You’re right. A strong and committed President can exercise LEADERSHIP which can mobilize public and congressional support. The Executive branch can be as influential - sometimes moreso - in shaping policy as the Legislative.
You’re right - Bush is not conservative and I don’t think any true conservatives believe he is. He’s given us the biggest entitlement (prescription drugs) since LBJ; in his first term he refused to veto every piece of wasteful, earmarked, pork legislation that came before him. Yes, he cut taxes but that was nullified by a spending binge that would shame many liberals! By the way, we don’t feel the pinch right now but Heritage has projected that the unfunded liability of the drug program will saddle the next generation with a multi-trillion dollar debt.

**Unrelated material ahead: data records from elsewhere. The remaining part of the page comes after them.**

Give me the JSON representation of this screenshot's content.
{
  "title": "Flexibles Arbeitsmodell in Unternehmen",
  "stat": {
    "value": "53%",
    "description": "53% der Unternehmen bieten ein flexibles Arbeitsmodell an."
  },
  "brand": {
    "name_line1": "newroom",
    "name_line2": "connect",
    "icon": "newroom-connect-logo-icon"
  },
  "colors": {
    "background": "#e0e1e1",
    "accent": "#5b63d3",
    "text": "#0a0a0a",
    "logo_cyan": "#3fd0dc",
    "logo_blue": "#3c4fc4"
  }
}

A cartoon is worth a thousand words!
That’s a really good question. I’d guess that it takes a lot to make Americans fighting mad, and sometimes we’re slow in recognizing who our enemies really are, but eventually we get the picture and then - look out! The question, in my opinion, is whether or not today we have the capacity to respond as a unified country in time. By that I mean that we are a balkanized nation - consisting of so many ethnocentric, racial, and commercial special interest groups that we seldom speak with one voice. That impedes decisive and unified action. We see that PC thought, moral equivalence, and cultural relativity have infected all our educational, political and social structures. Have we lost what’s necessary to act as America traditionally has?